This article is obsolete now that GPS units are inexpensive and common. Large GPS with bright colour screens, and custom mounts for motorcycles, are readily available now. When this article was written in 1999, they were still unusual, and mounting options were not readily available for motorcycles. Despite being obsolete, I’m leaving the article online to document a general approach to finding places to mount things.
I’ve used a Lowrance GlobalMap-100 GPS Receiver on my GPZ for some time and wanted the same capability on the Concours. For the Concours, however, I took the time to experiment with various mounting options and ended up with a mount that I’m very happy with. It was harder work than the simple method I used on the GPZ, but is much sturdier, more visible, and better looking.
See my installation procedure by clicking here.
If you haven’t experienced using a GPS while touring, you’re missing a great accessory.
A GPS Receiver is a hand-sized radio receiver; about the size of a cellular phone. It receives telemetry signals from three or more satellites located at known positions and, by comparing the timing differences of the arrival of the signals, can figure out where you are on the surface of the earth. (With 4 satellites, it can also figure out altitude. There are 30-something satellites, so it can usually receive 4 with no problem.) Originally developed for military use, soon picked up by most commercial navigation, and now available to the public.
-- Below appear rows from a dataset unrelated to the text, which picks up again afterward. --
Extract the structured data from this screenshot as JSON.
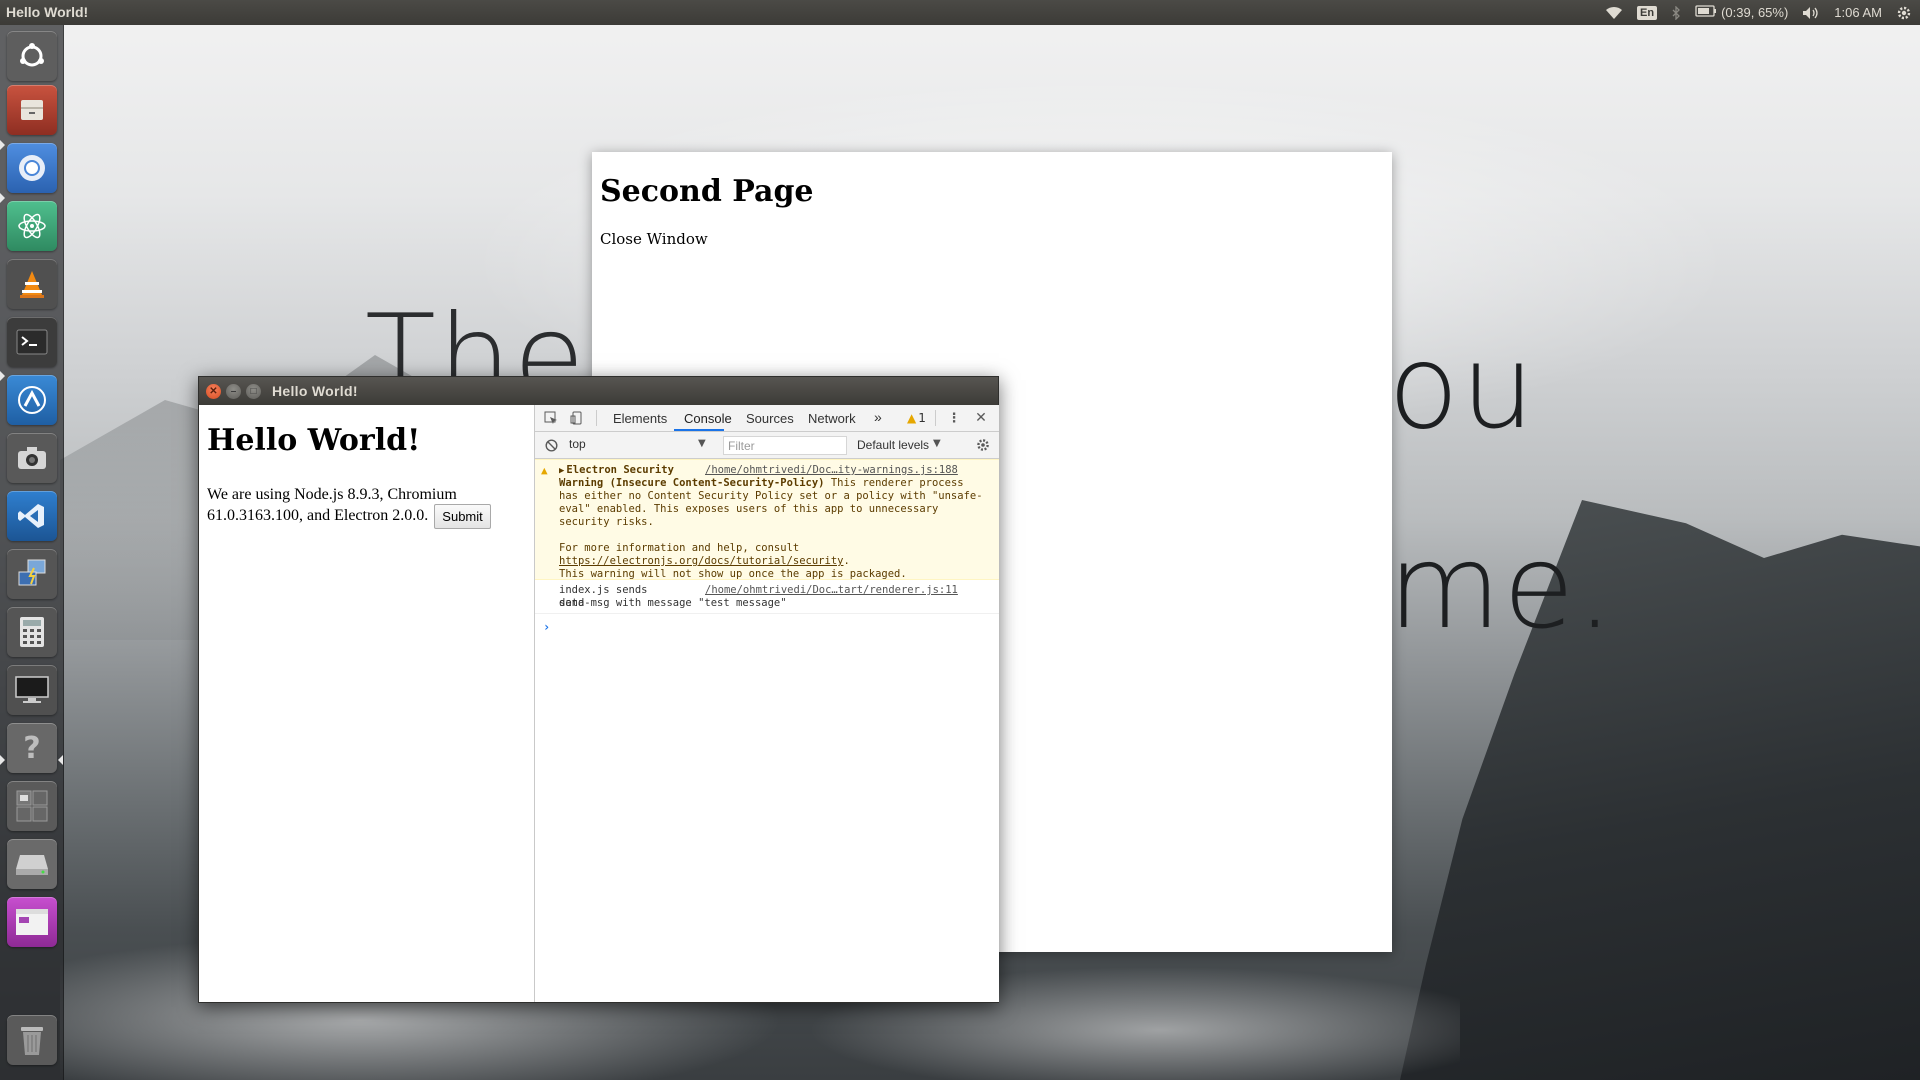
{
  "desktop": {
    "wallpaper_words": [
      "The",
      "ou",
      "me."
    ]
  },
  "top_panel": {
    "title": "Hello World!",
    "language": "En",
    "battery": "(0:39, 65%)",
    "time": "1:06 AM",
    "icons": [
      "wifi-icon",
      "bluetooth-icon",
      "battery-icon",
      "volume-icon",
      "settings-gear-icon"
    ]
  },
  "launcher": {
    "items": [
      {
        "name": "ubuntu-dash",
        "icon": "ubuntu-logo-icon",
        "color": "#5e5e5e"
      },
      {
        "name": "files",
        "icon": "file-cabinet-icon",
        "color": "#b5473b"
      },
      {
        "name": "chromium",
        "icon": "chromium-icon",
        "color": "#3a7bd5"
      },
      {
        "name": "atom",
        "icon": "atom-icon",
        "color": "#3aa57a"
      },
      {
        "name": "vlc",
        "icon": "vlc-cone-icon",
        "color": "#505050"
      },
      {
        "name": "terminal",
        "icon": "terminal-icon",
        "color": "#3c3c3c"
      },
      {
        "name": "arduino",
        "icon": "arrow-up-logo-icon",
        "color": "#2d7ac4"
      },
      {
        "name": "camera",
        "icon": "camera-icon",
        "color": "#595959"
      },
      {
        "name": "vscode",
        "icon": "vscode-icon",
        "color": "#2a6fb7"
      },
      {
        "name": "remote-desktop",
        "icon": "remote-desktop-icon",
        "color": "#555555"
      },
      {
        "name": "calculator",
        "icon": "calculator-icon",
        "color": "#555555"
      },
      {
        "name": "display",
        "icon": "monitor-icon",
        "color": "#505050"
      },
      {
        "name": "help",
        "icon": "question-mark-icon",
        "color": "#686868"
      },
      {
        "name": "workspaces",
        "icon": "workspace-switcher-icon",
        "color": "#5a5a5a"
      },
      {
        "name": "drive",
        "icon": "hard-drive-icon",
        "color": "#6a6a6a"
      },
      {
        "name": "electron-app",
        "icon": "app-window-icon",
        "color": "#b03fb5"
      },
      {
        "name": "trash",
        "icon": "trash-icon",
        "color": "#5a5a5a"
      }
    ]
  },
  "second_window": {
    "heading": "Second Page",
    "link_text": "Close Window"
  },
  "hello_window": {
    "title": "Hello World!",
    "heading": "Hello World!",
    "paragraph": "We are using Node.js 8.9.3, Chromium 61.0.3163.100, and Electron 2.0.0.",
    "submit_label": "Submit"
  },
  "devtools": {
    "tabs": [
      "Elements",
      "Console",
      "Sources",
      "Network"
    ],
    "active_tab": "Console",
    "more_tabs": "»",
    "warning_count": "1",
    "context": "top",
    "filter_placeholder": "Filter",
    "levels": "Default levels",
    "messages": {
      "warning": {
        "title": "Electron Security",
        "source": "/home/ohmtrivedi/Doc…ity-warnings.js:188",
        "bold_prefix": "Warning (Insecure Content-Security-Policy)",
        "body": " This renderer process has either no Content Security Policy set or a policy with \"unsafe-eval\" enabled. This exposes users of this app to unnecessary security risks.",
        "help_prefix": "For more information and help, consult ",
        "help_link": "https://electronjs.org/docs/tutorial/security",
        "footer": "This warning will not show up once the app is packaged."
      },
      "log": {
        "line1": "index.js sends send-",
        "line2": "data msg with message \"test message\"",
        "source": "/home/ohmtrivedi/Doc…tart/renderer.js:11"
      }
    },
    "prompt": "›"
  }
}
The good news… there are some really cheap ones available. Mine cost about $199 Canadian, which is about $3 US (roughly). Lots of suppliers — I have always liked the packaging and features of the Lowrance units, although Garmin and Magellan seem to be more commonly mentioned by other riders.
What you get: a little map showing your present location, a dotted line showing where you’ve been trailing off behind you, and markers for any significant landmarks you’ve pre-entered; all drawn to scale, with scale selectable from 100 metres to 1000 miles for the screen. The map can be rotated so your current direction is up, your objective is up, or North is up. I tend to keep my current direction up — less confusing. You can also tell the unit where you’re planning to go, including intermediate stops, and it will show your planned route. It’s accurate to about 10-20 metres; plenty for retracing your route and not missing that turn, finding that favorite rest stop again, etc. Also on the display can be any combination of: current compass heading; bearing to objective; ground speed; altitude; distance to objective; estimated time to objective; time; other stuff. The unit has a built-in map of the world (with limited detail) and you can download more detail from an optional CD.
I’ve developed a great routine for pre-loading location information before I travel, in lieu of having a unit with background mapping capability. GPSy software (for the Mac, like all great software) makes good software for interfacing the GPS to the Mac. You can get maps on CD or from the Internet (their site lists many sources) and set up waypoints by clicking directly into a topographic map, then download to the GPS.
This is a wonderful accessory. I go out for a weekend ride and know where I am in relation to various points of interest, rest stops, important turns, etc. When I end up at the end of a road that turned uninteresting, I have a precise backtracking guide and know how far it is to the bathroom. I can estimate with great accuracy when I should start heading back to get home at an intended time.